New Jazz, New City, New Century
In the book Jackson Street After Hours: The Roots of Jazz in Seattle, Earshot Jazz co-founder Paul de Barros beautifully captures the exciting early years of a new and vibrant art form, in a new and vibrant city. The thoroughly researched and beautifully presented chronicle moves through much of Seattle’s first century as a unique stronghold for jazz in what some considered to be an unlikely location, especially given the New Orleans, Kansas City, Chicago, New York creation mythology of the culture. If you haven’t yet spent time with Jackson Street After Hours, I strongly recommend that you track down a copy.
The cover of last month’s edition of Earshot Jazz captured the spirit of those early days along with an invitation to actively consider what jazz means to you today. In this month’s issue, we further explore the question, and entertain some of the answers given by a variety of jazz-loving individuals.
On the concert stage this month, we get an opportunity to explore the question in another active way, with four concerts by the eight Seattle ensembles who were selected by a peer panel for this year’s Jazz: The 2nd Century resident artists showcase. We hope you’ll join us for a few lovely Thursday evenings at the Chapel Performance Space as we share the vision of Seattle musicians throughout the month.
Jazz: The 2nd Century is a continuation of the longest-running presenting program of the Earshot Jazz organization. This juried series was established in 1986, as New Jazz/New City, the brainchild of another Earshot Jazz co-founder, Gary Bannister. Now, 30 years later, with the incredible growth in Seattle population, the changing face of the skyline, and the growing vibrancy of the city’s jazz and cultural scenes, that original name seems more relevant than ever.

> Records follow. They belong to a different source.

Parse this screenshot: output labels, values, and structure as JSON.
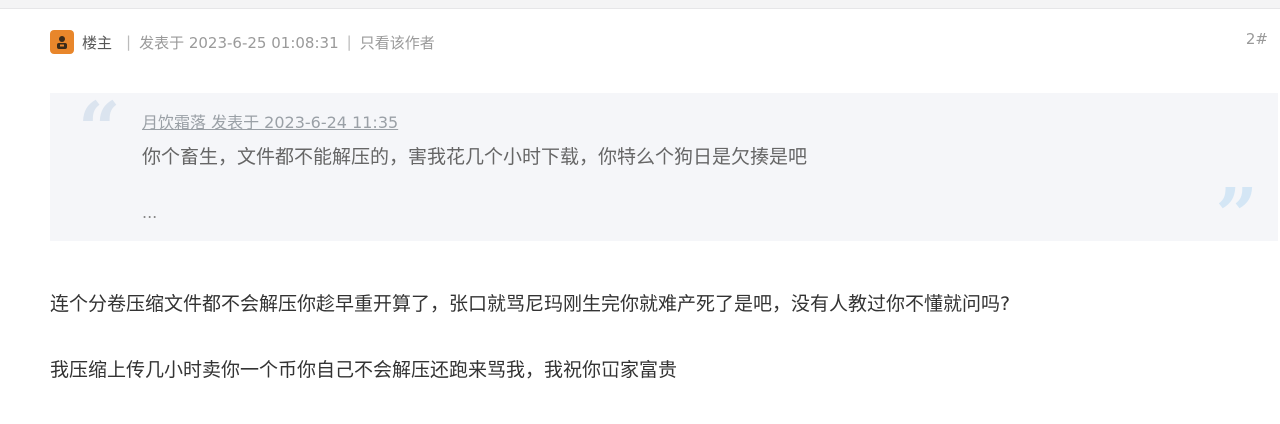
{
  "post": {
    "author_label": "楼主",
    "separator": "|",
    "posted_at": "发表于 2023-6-25 01:08:31",
    "only_author_link": "只看该作者",
    "floor": "2#"
  },
  "quote": {
    "meta": "月饮霜落 发表于 2023-6-24 11:35",
    "text": "你个畜生，文件都不能解压的，害我花几个小时下载，你特么个狗日是欠揍是吧",
    "ellipsis": "..."
  },
  "body": {
    "lines": [
      "连个分卷压缩文件都不会解压你趁早重开算了，张口就骂尼玛刚生完你就难产死了是吧，没有人教过你不懂就问吗?",
      "我压缩上传几小时卖你一个币你自己不会解压还跑来骂我，我祝你冚家富贵"
    ]
  },
  "icons": {
    "avatar": "user-avatar-icon",
    "quote_open": "open-quote-icon",
    "quote_close": "close-quote-icon"
  },
  "colors": {
    "avatar_bg": "#e8862b",
    "quote_bg": "#f5f6f9",
    "quote_mark": "#d4e6f5"
  }
}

Right now, the city of Seattle and the world of jazz are actively engaged in reimagining their future by combining their own rich cultural heritage with the innovative people and ideas flooding into them. At this exciting time, the spirit and invention of Jackson Street After Hours seem more relevant and remarkable than ever. Earshot Jazz is here to document, support, and stimulate that expanding legacy with your help. Please join us.